South Twin works with owners of closely held businesses at two distinct moments: before a path has been chosen, and once a direction is set. Both require an independent advisor who understands the full picture – not one with a financial stake in any particular outcome.
The starting point for most engagements. A structured, confidential process that helps owners develop a clear, shared understanding of their options – before any specific path has been chosen and before a triggering event creates time pressure. The outcome is clarity: a documented picture of what the full range of paths means for the business, the owner, and every stakeholder with something at stake.
A Strategic Alternatives Analysis is not a transaction advisory engagement. The value of this work comes specifically from having an advisor without a preferred outcome. Every business and every ownership situation is different – what works for one owner may not work for another, and no single alternative is inherently superior. The analysis is conducted in the interest of the owner, the business, and all relevant stakeholders – not in the interest of any particular transaction.
If you engage an investment banker, the answer will almost always be to sell – because that is the service they offer. A genuine strategic alternatives analysis is an honest look at all of the paths available, what each of them means for the people involved, and what the right questions are before any decision is made.
The engagement begins with private stakeholder conversations – each owner and relevant parties, independently. This is followed by a financial and market analysis that establishes a directionally accurate picture of value and capital structure options. A range of alternatives is then documented and assessed: continuation and value-building, internal succession, ESOP, financial buyer, strategic buyer, or restructuring of ownership. Finally, the ownership group aligns on an "if-then" foundation – a documented set of conditions and directions agreed on in advance, so when a triggering event arrives, the response is deliberate rather than reactive.
Having a plan is one thing. Working through what comes next – a sale, a succession, a leadership change – is something else entirely. Transition is the people side: making sure the business, the leadership, and the family are ready. Transaction is the liquidity side: making sure the financial event reflects what you actually set out to accomplish.
Most owners will do this once, maybe twice. We've been through it enough times to know where the complexity lives. An independent guide who isn't being paid on the outcome asks different questions and protects different interests.
Independent advisory to position the business and the owner for a transaction – whether that's going to market now or building toward it over the next one to three years.
Experienced guidance for owners who have decided a full transition out is the right path and want to make sure the process reflects what they were actually trying to achieve.
Converting a clear direction into action – including the harder questions around successor readiness, development milestones, and professional management as a bridge.
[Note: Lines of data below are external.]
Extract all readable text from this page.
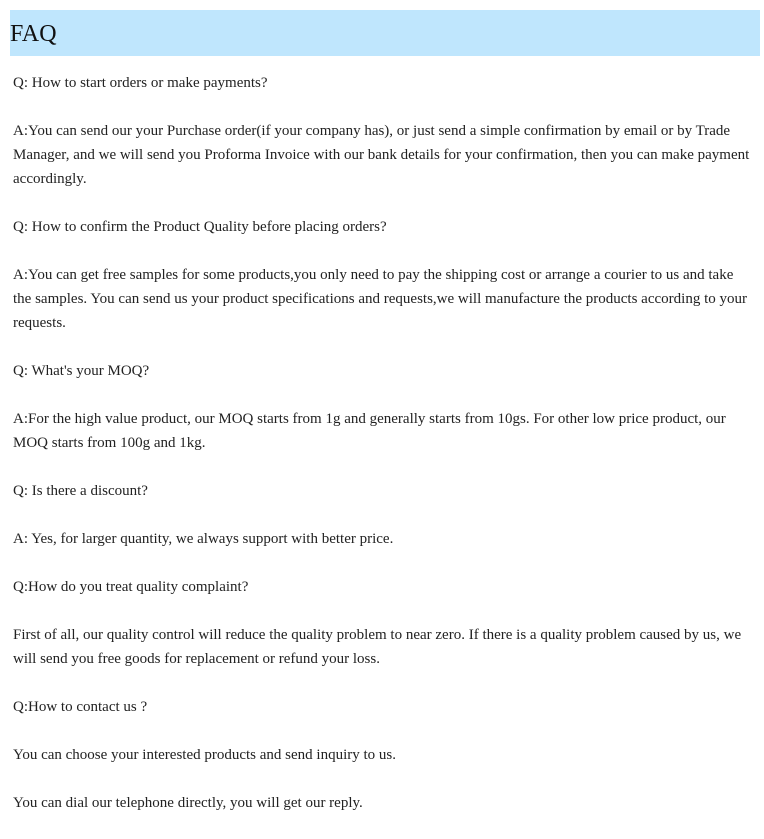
FAQ

Q: How to start orders or make payments?

A:You can send our your Purchase order(if your company has), or just send a simple confirmation by email or by Trade Manager, and we will send you Proforma Invoice with our bank details for your confirmation, then you can make payment accordingly.

Q: How to confirm the Product Quality before placing orders?

A:You can get free samples for some products,you only need to pay the shipping cost or arrange a courier to us and take the samples. You can send us your product specifications and requests,we will manufacture the products according to your requests.

Q: What's your MOQ?

A:For the high value product, our MOQ starts from 1g and generally starts from 10gs. For other low price product, our MOQ starts from 100g and 1kg.

Q: Is there a discount?

A: Yes, for larger quantity, we always support with better price.

Q:How do you treat quality complaint?

First of all, our quality control will reduce the quality problem to near zero. If there is a quality problem caused by us, we will send you free goods for replacement or refund your loss.

Q:How to contact us ?

You can choose your interested products and send inquiry to us.

You can dial our telephone directly, you will get our reply.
Independent counsel through the transaction process – helping owners understand what they're agreeing to, recognize when something is off, and make decisions that hold up.
For ownership groups and leadership teams that need to build and execute plans that reflect where the business is actually going – not where it used to be. Strategy that connects to real decisions, produces actionable output, and holds up after the work is done.
The foundational document that sets strategic boundaries, defines risk tolerance, and issues the challenge to the management team. Without it, strategy drifts.
Facilitated planning with actionable output – built around the real decisions the leadership team is facing, not a document that ends up on a shelf.
Market analysis, channel assessment, and go-to-market alignment for businesses looking to expand deliberately.
Structured facilitation for leadership teams or boards that need to align on direction before committing to a path.
Help standing up, restructuring, or getting more from a board – governance design, member identification, compensation structure, and the line between a governance and advisory board.
A strategy is only useful if it stays current. Periodic engagement to revisit the plan as the business, the ownership group, and the market evolve – before the gap between where you are and where you thought you'd be becomes a problem.